Käme Leo nicht aus Sachsen, würde er sich über die Betonköpfe in Anhalt wundern. Da er aus Sachsen kommt, tut er es nicht, guckt lieber, ob eine Spendennummer da steht für den NABU oder die Bürgerinitiative, die nach 19 Jahren ziemlich grauhaarig und weichgekocht sein dürfte. Obrigkeiten haben immer Zeit. Wenn die alten Streiter müde sind, tut man so, als sei alles geklärt, und baut die Mauer.
Leo liegt das schwer im Magen. Doch in der Thalmühle (mit “h” wie Hunger!!!!) trifft er, na hoppla, ein Augenblitzen wie von seiner geliebten Bäckerin. “Bekäm ich hier ein klitzekleines Frühstückchen?” – “Aber ja doch!”

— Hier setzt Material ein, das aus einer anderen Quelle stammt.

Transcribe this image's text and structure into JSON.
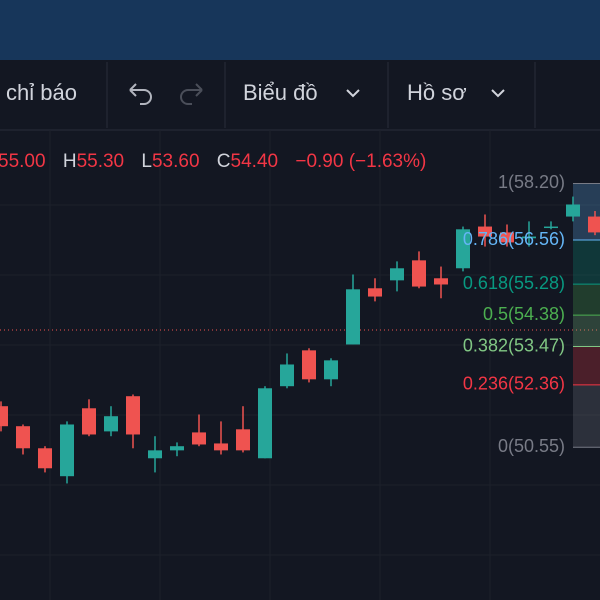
{
  "toolbar": {
    "indicators": "chỉ báo",
    "chart": "Biểu đồ",
    "profile": "Hồ sơ"
  },
  "legend": {
    "open": "55.00",
    "high_letter": "H",
    "high": "55.30",
    "low_letter": "L",
    "low": "53.60",
    "close_letter": "C",
    "close": "54.40",
    "change": "−0.90 (−1.63%)"
  },
  "chart_data": {
    "type": "candlestick",
    "up_color": "#26a69a",
    "down_color": "#ef5350",
    "ylim": [
      48.73,
      59.75
    ],
    "candles": [
      [
        51.74,
        51.88,
        51.01,
        51.16
      ],
      [
        51.16,
        51.21,
        50.34,
        50.52
      ],
      [
        50.52,
        50.58,
        49.82,
        49.94
      ],
      [
        49.71,
        51.3,
        49.5,
        51.21
      ],
      [
        51.68,
        51.94,
        50.87,
        50.92
      ],
      [
        51.01,
        51.74,
        50.87,
        51.45
      ],
      [
        52.03,
        52.08,
        50.52,
        50.92
      ],
      [
        50.23,
        50.87,
        49.82,
        50.46
      ],
      [
        50.46,
        50.69,
        50.29,
        50.58
      ],
      [
        50.98,
        51.5,
        50.58,
        50.63
      ],
      [
        50.66,
        51.3,
        50.34,
        50.46
      ],
      [
        51.07,
        51.74,
        50.4,
        50.46
      ],
      [
        50.23,
        52.32,
        50.23,
        52.26
      ],
      [
        52.32,
        53.27,
        52.26,
        52.95
      ],
      [
        53.36,
        53.42,
        52.43,
        52.52
      ],
      [
        52.52,
        53.13,
        52.32,
        53.07
      ],
      [
        53.53,
        55.56,
        53.53,
        55.13
      ],
      [
        55.16,
        55.45,
        54.78,
        54.92
      ],
      [
        55.39,
        55.94,
        55.07,
        55.74
      ],
      [
        55.97,
        56.23,
        55.16,
        55.21
      ],
      [
        55.45,
        55.79,
        54.87,
        55.27
      ],
      [
        55.74,
        56.95,
        55.65,
        56.87
      ],
      [
        56.95,
        57.3,
        56.37,
        56.66
      ],
      [
        56.78,
        57.01,
        56.37,
        56.49
      ],
      [
        56.61,
        57.1,
        56.37,
        56.66
      ],
      [
        56.92,
        57.1,
        56.87,
        56.95
      ],
      [
        57.24,
        57.82,
        57.1,
        57.59
      ],
      [
        57.24,
        57.4,
        56.7,
        56.78
      ]
    ],
    "fib_levels": [
      {
        "label": "1(58.20)",
        "value": 58.2,
        "color": "#787b86"
      },
      {
        "label": "0.786(56.56)",
        "value": 56.56,
        "color": "#64b5f6"
      },
      {
        "label": "0.618(55.28)",
        "value": 55.28,
        "color": "#089981"
      },
      {
        "label": "0.5(54.38)",
        "value": 54.38,
        "color": "#4caf50"
      },
      {
        "label": "0.382(53.47)",
        "value": 53.47,
        "color": "#81c784"
      },
      {
        "label": "0.236(52.36)",
        "value": 52.36,
        "color": "#f23645"
      },
      {
        "label": "0(50.55)",
        "value": 50.55,
        "color": "#787b86"
      }
    ]
  }
}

Da ist er wieder ein bisschen glücklich. Er ist ja nicht hier, um Mauern auszureißen, sondern um Bäume zu bewundern, Schmetterlinge und vielleicht das ein oder andere Wildschwein. Getroffen hat er noch keins. Aber gerüstet sein will er und nimmt deshalb das Große Frühstück für Große Jungs. “Wohin soll’s denn gehen, der Herr?” – Dieses Funkeln! Wäre Leo nicht schon zutiefst verliebt, würde er jetzt schäkern. Aber das verkneift er sich. “Nu, einmal rauf auf den Berg und hinten wieder runter.” – “Wollen Sie wirklich da vorn hinauf?” – “Aber sicher. Ich wär ein Lump, würde ich mich nicht trauen, einen Lumpenstieg hinaufzumarschieren.” – “Geben Sie acht auf sich”, sagt die Mamsell. Mehr nicht.

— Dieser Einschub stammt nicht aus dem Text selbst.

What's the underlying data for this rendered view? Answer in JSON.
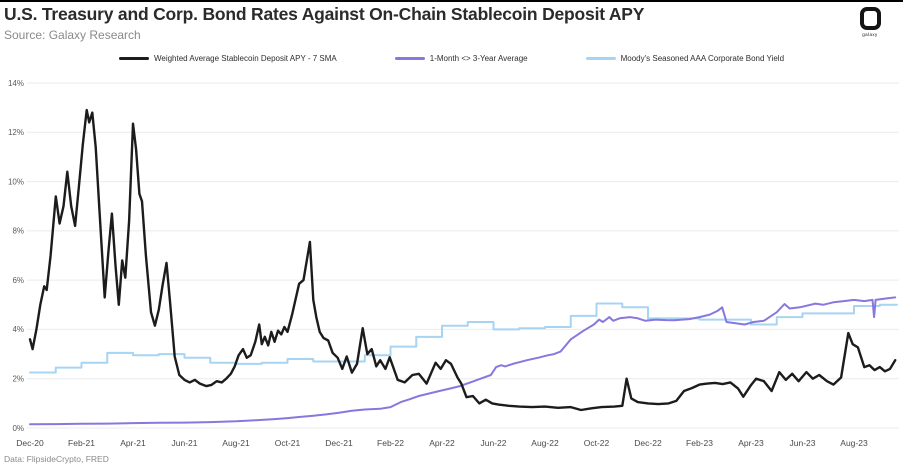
{
  "header": {
    "title": "U.S. Treasury and Corp. Bond Rates Against On-Chain Stablecoin Deposit APY",
    "source": "Source: Galaxy Research",
    "logo_text": "galaxy"
  },
  "footer": {
    "note": "Data: FlipsideCrypto, FRED"
  },
  "colors": {
    "stablecoin_line": "#1c1c1c",
    "treasury_line": "#8678de",
    "moodys_line": "#a8d4f3",
    "grid": "#ebebeb",
    "axis_text": "#595959",
    "x_axis_text": "#4a4a4a",
    "title_text": "#2b2b2b",
    "muted_text": "#8a8a8a"
  },
  "chart_data": {
    "type": "line",
    "title": "U.S. Treasury and Corp. Bond Rates Against On-Chain Stablecoin Deposit APY",
    "grid": true,
    "legend_position": "top",
    "x_axis": {
      "unit": "months_since_Dec-2020",
      "tick_step_months": 2,
      "tick_labels": [
        "Dec-20",
        "Feb-21",
        "Apr-21",
        "Jun-21",
        "Aug-21",
        "Oct-21",
        "Dec-21",
        "Feb-22",
        "Apr-22",
        "Jun-22",
        "Aug-22",
        "Oct-22",
        "Dec-22",
        "Feb-23",
        "Apr-23",
        "Jun-23",
        "Aug-23"
      ],
      "t_end": 33.67
    },
    "y_axis": {
      "min": 0,
      "max": 14,
      "step": 2,
      "tick_labels": [
        "0%",
        "2%",
        "4%",
        "6%",
        "8%",
        "10%",
        "12%",
        "14%"
      ]
    },
    "series": [
      {
        "name": "Moody's Seasoned AAA Corporate Bond Yield",
        "color": "#a8d4f3",
        "width": 2,
        "render": "step",
        "monthly_values": [
          2.25,
          2.45,
          2.65,
          3.05,
          2.95,
          3.0,
          2.85,
          2.65,
          2.6,
          2.65,
          2.8,
          2.7,
          2.7,
          2.95,
          3.3,
          3.7,
          4.15,
          4.3,
          4.0,
          4.05,
          4.1,
          4.55,
          5.05,
          4.9,
          4.45,
          4.45,
          4.4,
          4.4,
          4.2,
          4.5,
          4.65,
          4.65,
          4.95,
          5.0
        ]
      },
      {
        "name": "1-Month <> 3-Year Average",
        "color": "#8678de",
        "width": 2,
        "render": "line",
        "points": [
          [
            0,
            0.15
          ],
          [
            1,
            0.16
          ],
          [
            2,
            0.17
          ],
          [
            3,
            0.18
          ],
          [
            4,
            0.2
          ],
          [
            5,
            0.21
          ],
          [
            6,
            0.22
          ],
          [
            7,
            0.24
          ],
          [
            8,
            0.27
          ],
          [
            8.5,
            0.3
          ],
          [
            9,
            0.33
          ],
          [
            9.5,
            0.36
          ],
          [
            10,
            0.4
          ],
          [
            10.5,
            0.45
          ],
          [
            11,
            0.5
          ],
          [
            11.5,
            0.55
          ],
          [
            12,
            0.62
          ],
          [
            12.5,
            0.7
          ],
          [
            13,
            0.75
          ],
          [
            13.6,
            0.78
          ],
          [
            14,
            0.85
          ],
          [
            14.4,
            1.05
          ],
          [
            14.75,
            1.17
          ],
          [
            15.1,
            1.3
          ],
          [
            15.5,
            1.4
          ],
          [
            15.9,
            1.5
          ],
          [
            16.3,
            1.6
          ],
          [
            16.7,
            1.7
          ],
          [
            17.1,
            1.85
          ],
          [
            17.5,
            2.0
          ],
          [
            17.9,
            2.15
          ],
          [
            18.1,
            2.47
          ],
          [
            18.3,
            2.55
          ],
          [
            18.45,
            2.5
          ],
          [
            18.75,
            2.6
          ],
          [
            19.0,
            2.67
          ],
          [
            19.3,
            2.75
          ],
          [
            19.8,
            2.87
          ],
          [
            20.1,
            2.95
          ],
          [
            20.35,
            3.0
          ],
          [
            20.6,
            3.1
          ],
          [
            21.0,
            3.6
          ],
          [
            21.5,
            3.95
          ],
          [
            21.9,
            4.2
          ],
          [
            22.1,
            4.4
          ],
          [
            22.25,
            4.3
          ],
          [
            22.5,
            4.5
          ],
          [
            22.65,
            4.35
          ],
          [
            22.9,
            4.45
          ],
          [
            23.3,
            4.5
          ],
          [
            23.6,
            4.45
          ],
          [
            23.9,
            4.35
          ],
          [
            24.3,
            4.4
          ],
          [
            24.7,
            4.38
          ],
          [
            25.0,
            4.37
          ],
          [
            25.6,
            4.42
          ],
          [
            26.0,
            4.5
          ],
          [
            26.4,
            4.6
          ],
          [
            26.7,
            4.75
          ],
          [
            26.88,
            4.9
          ],
          [
            27.05,
            4.3
          ],
          [
            27.4,
            4.25
          ],
          [
            27.75,
            4.2
          ],
          [
            28.1,
            4.3
          ],
          [
            28.5,
            4.35
          ],
          [
            29.0,
            4.7
          ],
          [
            29.3,
            5.03
          ],
          [
            29.5,
            4.85
          ],
          [
            29.9,
            4.9
          ],
          [
            30.5,
            5.05
          ],
          [
            30.8,
            5.0
          ],
          [
            31.2,
            5.1
          ],
          [
            31.6,
            5.15
          ],
          [
            32.0,
            5.2
          ],
          [
            32.4,
            5.15
          ],
          [
            32.72,
            5.2
          ],
          [
            32.78,
            4.5
          ],
          [
            32.84,
            5.2
          ],
          [
            33.2,
            5.25
          ],
          [
            33.6,
            5.3
          ]
        ]
      },
      {
        "name": "Weighted Average Stablecoin Deposit APY - 7 SMA",
        "color": "#1c1c1c",
        "width": 2.4,
        "render": "line",
        "points": [
          [
            0,
            3.6
          ],
          [
            0.1,
            3.2
          ],
          [
            0.25,
            4.0
          ],
          [
            0.4,
            5.0
          ],
          [
            0.55,
            5.75
          ],
          [
            0.65,
            5.6
          ],
          [
            0.8,
            7.0
          ],
          [
            1.0,
            9.4
          ],
          [
            1.15,
            8.3
          ],
          [
            1.3,
            9.0
          ],
          [
            1.45,
            10.4
          ],
          [
            1.6,
            9.0
          ],
          [
            1.75,
            8.2
          ],
          [
            1.9,
            9.8
          ],
          [
            2.05,
            11.5
          ],
          [
            2.2,
            12.9
          ],
          [
            2.3,
            12.4
          ],
          [
            2.42,
            12.8
          ],
          [
            2.55,
            11.4
          ],
          [
            2.7,
            8.8
          ],
          [
            2.9,
            5.3
          ],
          [
            3.05,
            7.2
          ],
          [
            3.18,
            8.7
          ],
          [
            3.32,
            6.6
          ],
          [
            3.45,
            5.0
          ],
          [
            3.58,
            6.8
          ],
          [
            3.7,
            6.1
          ],
          [
            3.85,
            8.4
          ],
          [
            4.0,
            12.35
          ],
          [
            4.12,
            11.3
          ],
          [
            4.25,
            9.5
          ],
          [
            4.35,
            9.2
          ],
          [
            4.5,
            7.0
          ],
          [
            4.7,
            4.7
          ],
          [
            4.85,
            4.15
          ],
          [
            5.0,
            4.8
          ],
          [
            5.15,
            5.8
          ],
          [
            5.3,
            6.7
          ],
          [
            5.45,
            5.0
          ],
          [
            5.62,
            2.9
          ],
          [
            5.8,
            2.15
          ],
          [
            6.0,
            1.95
          ],
          [
            6.2,
            1.85
          ],
          [
            6.4,
            1.95
          ],
          [
            6.6,
            1.8
          ],
          [
            6.85,
            1.7
          ],
          [
            7.05,
            1.75
          ],
          [
            7.25,
            1.9
          ],
          [
            7.45,
            1.85
          ],
          [
            7.62,
            2.0
          ],
          [
            7.8,
            2.2
          ],
          [
            7.95,
            2.5
          ],
          [
            8.1,
            2.95
          ],
          [
            8.27,
            3.2
          ],
          [
            8.42,
            2.85
          ],
          [
            8.57,
            2.95
          ],
          [
            8.75,
            3.5
          ],
          [
            8.9,
            4.2
          ],
          [
            9.0,
            3.4
          ],
          [
            9.12,
            3.7
          ],
          [
            9.25,
            3.35
          ],
          [
            9.37,
            3.9
          ],
          [
            9.5,
            3.5
          ],
          [
            9.63,
            3.95
          ],
          [
            9.76,
            3.8
          ],
          [
            9.88,
            4.1
          ],
          [
            10.0,
            3.9
          ],
          [
            10.18,
            4.6
          ],
          [
            10.33,
            5.3
          ],
          [
            10.45,
            5.85
          ],
          [
            10.62,
            6.0
          ],
          [
            10.87,
            7.55
          ],
          [
            11.0,
            5.2
          ],
          [
            11.12,
            4.5
          ],
          [
            11.25,
            3.9
          ],
          [
            11.4,
            3.65
          ],
          [
            11.58,
            3.55
          ],
          [
            11.75,
            3.05
          ],
          [
            11.95,
            2.85
          ],
          [
            12.13,
            2.4
          ],
          [
            12.3,
            2.9
          ],
          [
            12.5,
            2.25
          ],
          [
            12.7,
            2.6
          ],
          [
            12.92,
            4.05
          ],
          [
            13.1,
            3.0
          ],
          [
            13.27,
            3.2
          ],
          [
            13.45,
            2.5
          ],
          [
            13.6,
            2.75
          ],
          [
            13.8,
            2.4
          ],
          [
            13.97,
            2.87
          ],
          [
            14.28,
            1.95
          ],
          [
            14.55,
            1.85
          ],
          [
            14.85,
            2.15
          ],
          [
            15.1,
            2.2
          ],
          [
            15.4,
            1.8
          ],
          [
            15.75,
            2.65
          ],
          [
            15.95,
            2.4
          ],
          [
            16.15,
            2.75
          ],
          [
            16.35,
            2.6
          ],
          [
            16.6,
            2.05
          ],
          [
            16.75,
            1.8
          ],
          [
            16.95,
            1.25
          ],
          [
            17.2,
            1.3
          ],
          [
            17.45,
            1.0
          ],
          [
            17.7,
            1.15
          ],
          [
            17.95,
            1.0
          ],
          [
            18.2,
            0.95
          ],
          [
            18.6,
            0.9
          ],
          [
            19.0,
            0.87
          ],
          [
            19.5,
            0.85
          ],
          [
            20.0,
            0.87
          ],
          [
            20.5,
            0.82
          ],
          [
            21.0,
            0.85
          ],
          [
            21.4,
            0.73
          ],
          [
            21.8,
            0.8
          ],
          [
            22.2,
            0.85
          ],
          [
            22.7,
            0.87
          ],
          [
            23.0,
            0.9
          ],
          [
            23.17,
            2.0
          ],
          [
            23.35,
            1.2
          ],
          [
            23.6,
            1.05
          ],
          [
            24.0,
            1.0
          ],
          [
            24.4,
            0.97
          ],
          [
            24.8,
            1.0
          ],
          [
            25.1,
            1.1
          ],
          [
            25.4,
            1.5
          ],
          [
            25.7,
            1.62
          ],
          [
            26.0,
            1.76
          ],
          [
            26.3,
            1.8
          ],
          [
            26.6,
            1.83
          ],
          [
            26.9,
            1.78
          ],
          [
            27.2,
            1.85
          ],
          [
            27.5,
            1.6
          ],
          [
            27.7,
            1.27
          ],
          [
            28.0,
            1.74
          ],
          [
            28.2,
            2.0
          ],
          [
            28.5,
            1.9
          ],
          [
            28.8,
            1.5
          ],
          [
            29.1,
            2.27
          ],
          [
            29.35,
            1.95
          ],
          [
            29.6,
            2.2
          ],
          [
            29.85,
            1.9
          ],
          [
            30.15,
            2.27
          ],
          [
            30.4,
            2.0
          ],
          [
            30.65,
            2.15
          ],
          [
            30.95,
            1.9
          ],
          [
            31.2,
            1.76
          ],
          [
            31.5,
            2.05
          ],
          [
            31.78,
            3.85
          ],
          [
            31.95,
            3.4
          ],
          [
            32.15,
            3.27
          ],
          [
            32.4,
            2.47
          ],
          [
            32.6,
            2.55
          ],
          [
            32.8,
            2.35
          ],
          [
            33.0,
            2.47
          ],
          [
            33.2,
            2.3
          ],
          [
            33.4,
            2.4
          ],
          [
            33.6,
            2.75
          ]
        ]
      }
    ]
  }
}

Und so muss Leo allein herausfinden, warum der Lumpenstieg Lumpenstieg heißt. Und das auch nicht erst seit gestern.
Die fünfte Karte:
“Allerliebstes Mausiputzel,
ich hab aber ein Glück: Sie haben das Selketal noch nicht zugemauert und einen See draus gemacht. Was hätt ich mich geärgert, hätte ich vor einer Wand gestanden mit diesen schröcklichen Schilden: Vorsicht Hochwasser! Betreten verboten! – Es gibt Leute, die mauern alles zu, was ihnen verdächtig ist. Es gibt sie auch hier. Vielleicht sind die Wege deshalb so leer: Keiner weiß, was wird. Ist die Selke schon ersäuft oder wird noch betoniert? – Die schöne Nachricht: Sie haben kein Geld. Also gibt’s noch Weg und Steg, großes Frühstück und das seltsame Erbbegräbnis derer von Falkenstein, gleich unten im Tal – es düftet moderig aus der Gruft. 13 verstorbene Falkensteiner-Asseburger sollen drin liegen. Überprüft hab ich’s nicht. Aber grausig war’s, das kann ich wohl sagen.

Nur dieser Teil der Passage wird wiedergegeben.